World

Malaysia decision raises hopes for Exposto

By AAP Newswire

A convicted Australian drug trafficker on death row in Malaysia could escape the hangman's noose after the government of Prime Minister Mahathir Mohamad announced plans to abolish the death penalty.

An appeal court in Malaysia sentenced Sydney grandmother Maria Elvira Pinto Exposto to death by hanging earlier this year after overturning her earlier acquittal on charges of trafficking 1.5kg of crystal methamphetamine into Malaysia.

"That will have a very very positive effect on Maria's case, it means she won't face the death penalty," Exposto's lawyer, Farhan Shafee, told AAP.

Abolition of the death penalty was announced on Wednesday - World Day Against the Death Penalty - and Shafee said legislation was expected to be tabled in parliament next week.

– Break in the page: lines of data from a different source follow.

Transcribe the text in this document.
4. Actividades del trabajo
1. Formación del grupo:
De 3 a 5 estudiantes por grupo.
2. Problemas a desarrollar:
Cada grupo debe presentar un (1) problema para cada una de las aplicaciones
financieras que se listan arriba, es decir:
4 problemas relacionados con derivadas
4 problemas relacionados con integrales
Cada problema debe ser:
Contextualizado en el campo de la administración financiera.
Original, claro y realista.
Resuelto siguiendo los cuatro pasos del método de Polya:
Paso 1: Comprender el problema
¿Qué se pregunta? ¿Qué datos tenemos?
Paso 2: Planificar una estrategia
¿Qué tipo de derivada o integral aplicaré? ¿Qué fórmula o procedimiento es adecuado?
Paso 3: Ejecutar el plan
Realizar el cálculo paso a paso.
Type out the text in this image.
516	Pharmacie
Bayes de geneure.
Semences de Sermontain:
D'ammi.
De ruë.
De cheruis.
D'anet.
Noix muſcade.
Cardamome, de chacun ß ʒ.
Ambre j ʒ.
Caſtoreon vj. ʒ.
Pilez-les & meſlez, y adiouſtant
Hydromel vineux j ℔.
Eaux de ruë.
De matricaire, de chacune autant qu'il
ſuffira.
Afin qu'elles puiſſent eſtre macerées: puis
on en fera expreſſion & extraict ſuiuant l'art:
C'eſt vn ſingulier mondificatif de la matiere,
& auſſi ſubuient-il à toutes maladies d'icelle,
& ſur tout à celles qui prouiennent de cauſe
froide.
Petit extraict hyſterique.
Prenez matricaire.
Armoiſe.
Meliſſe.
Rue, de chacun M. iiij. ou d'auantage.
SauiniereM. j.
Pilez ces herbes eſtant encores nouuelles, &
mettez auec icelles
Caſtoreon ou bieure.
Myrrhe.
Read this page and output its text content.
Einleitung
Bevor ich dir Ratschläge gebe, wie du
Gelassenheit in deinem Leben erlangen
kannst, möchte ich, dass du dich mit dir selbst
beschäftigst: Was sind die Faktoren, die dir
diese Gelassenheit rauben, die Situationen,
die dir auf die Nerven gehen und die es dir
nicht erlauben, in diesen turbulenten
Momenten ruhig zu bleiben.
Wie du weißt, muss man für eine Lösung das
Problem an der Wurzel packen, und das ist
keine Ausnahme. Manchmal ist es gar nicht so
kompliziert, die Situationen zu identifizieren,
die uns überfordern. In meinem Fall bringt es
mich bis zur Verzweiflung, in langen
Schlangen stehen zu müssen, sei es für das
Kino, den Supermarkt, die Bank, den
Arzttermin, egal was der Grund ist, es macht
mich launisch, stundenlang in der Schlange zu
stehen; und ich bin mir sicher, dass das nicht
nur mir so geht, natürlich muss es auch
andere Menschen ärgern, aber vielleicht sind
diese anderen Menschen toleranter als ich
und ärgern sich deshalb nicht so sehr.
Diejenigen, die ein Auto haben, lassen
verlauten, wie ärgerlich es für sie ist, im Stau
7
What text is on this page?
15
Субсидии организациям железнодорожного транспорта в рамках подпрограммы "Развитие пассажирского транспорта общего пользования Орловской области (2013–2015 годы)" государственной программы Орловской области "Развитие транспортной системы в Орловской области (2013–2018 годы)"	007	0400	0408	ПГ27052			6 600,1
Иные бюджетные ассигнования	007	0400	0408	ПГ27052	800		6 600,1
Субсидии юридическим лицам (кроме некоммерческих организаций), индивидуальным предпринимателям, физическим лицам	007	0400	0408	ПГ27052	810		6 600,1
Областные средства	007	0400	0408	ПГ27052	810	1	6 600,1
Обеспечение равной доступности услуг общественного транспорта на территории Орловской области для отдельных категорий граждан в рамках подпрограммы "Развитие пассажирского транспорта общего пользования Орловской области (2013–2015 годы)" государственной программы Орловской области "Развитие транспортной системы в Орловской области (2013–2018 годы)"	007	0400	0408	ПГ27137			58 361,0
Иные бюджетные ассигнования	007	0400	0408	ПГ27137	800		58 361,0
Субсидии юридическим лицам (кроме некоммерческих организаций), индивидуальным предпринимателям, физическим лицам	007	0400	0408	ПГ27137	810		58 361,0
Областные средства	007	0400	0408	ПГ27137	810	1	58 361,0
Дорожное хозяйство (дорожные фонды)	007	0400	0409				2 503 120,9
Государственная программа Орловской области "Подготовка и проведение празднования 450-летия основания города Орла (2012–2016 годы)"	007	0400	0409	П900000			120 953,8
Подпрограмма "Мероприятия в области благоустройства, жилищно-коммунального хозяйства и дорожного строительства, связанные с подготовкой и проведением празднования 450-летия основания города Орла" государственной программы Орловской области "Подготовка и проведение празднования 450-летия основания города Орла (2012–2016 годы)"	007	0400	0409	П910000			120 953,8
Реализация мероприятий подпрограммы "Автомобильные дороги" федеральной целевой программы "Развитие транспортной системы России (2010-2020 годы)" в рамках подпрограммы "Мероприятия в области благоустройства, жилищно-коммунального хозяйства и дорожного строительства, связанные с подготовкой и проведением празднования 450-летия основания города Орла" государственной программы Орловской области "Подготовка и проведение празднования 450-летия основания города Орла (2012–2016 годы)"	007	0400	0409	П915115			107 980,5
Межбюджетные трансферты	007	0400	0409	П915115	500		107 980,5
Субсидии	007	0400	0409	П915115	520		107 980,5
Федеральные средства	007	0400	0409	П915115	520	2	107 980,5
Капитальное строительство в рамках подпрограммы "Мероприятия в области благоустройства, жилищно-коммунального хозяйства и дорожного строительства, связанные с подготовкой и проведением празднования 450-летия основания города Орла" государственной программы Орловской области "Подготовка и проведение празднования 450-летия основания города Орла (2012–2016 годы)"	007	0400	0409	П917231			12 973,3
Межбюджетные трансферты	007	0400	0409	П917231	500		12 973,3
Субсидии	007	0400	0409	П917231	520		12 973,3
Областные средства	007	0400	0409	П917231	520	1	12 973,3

"We are still waiting for it to be tabled," he said. "Of course we are very, very happy to read the news and we welcome this decision by the cabinet. This means Malaysia will conform with international standards, which we have always been advocating."

Exposto, 54, claimed she was the victim of a set-up after she was found with the drugs stitched into the lining of her bag when arriving in Kuala Lumpur on a flight from China en-route to Melbourne in 2014.

She was acquitted after the judge found she was scammed by her online boyfriend and was unaware she was carrying the drugs. But the prosecution in the appeal argued Exposto had been wilfully blind, that her defence was made up and she had engaged in a "sly game".

Shafee said a date had not yet been set for Expostos's final appeal to be heard in the Federal Court, although he expected this to be made known shortly.

Australia's relationship with Malaysia has been strained in the past over the use of the death penalty and soured in 1986 amid the hanging of Australian drug runners Kevin Barlow and Brian Chambers.

The decision to abandon the death penalty was also welcomed by Amnesty International.

"Today's announcement is a major step forward for all those who have campaigned for an end to the death penalty in Malaysia," Kumi Naidoo, Amnesty International's Secretary General, said.

"Malaysia must now join the 106 countries who have turned their backs for good on the ultimate cruel, inhumane, degrading punishment - the world is watching."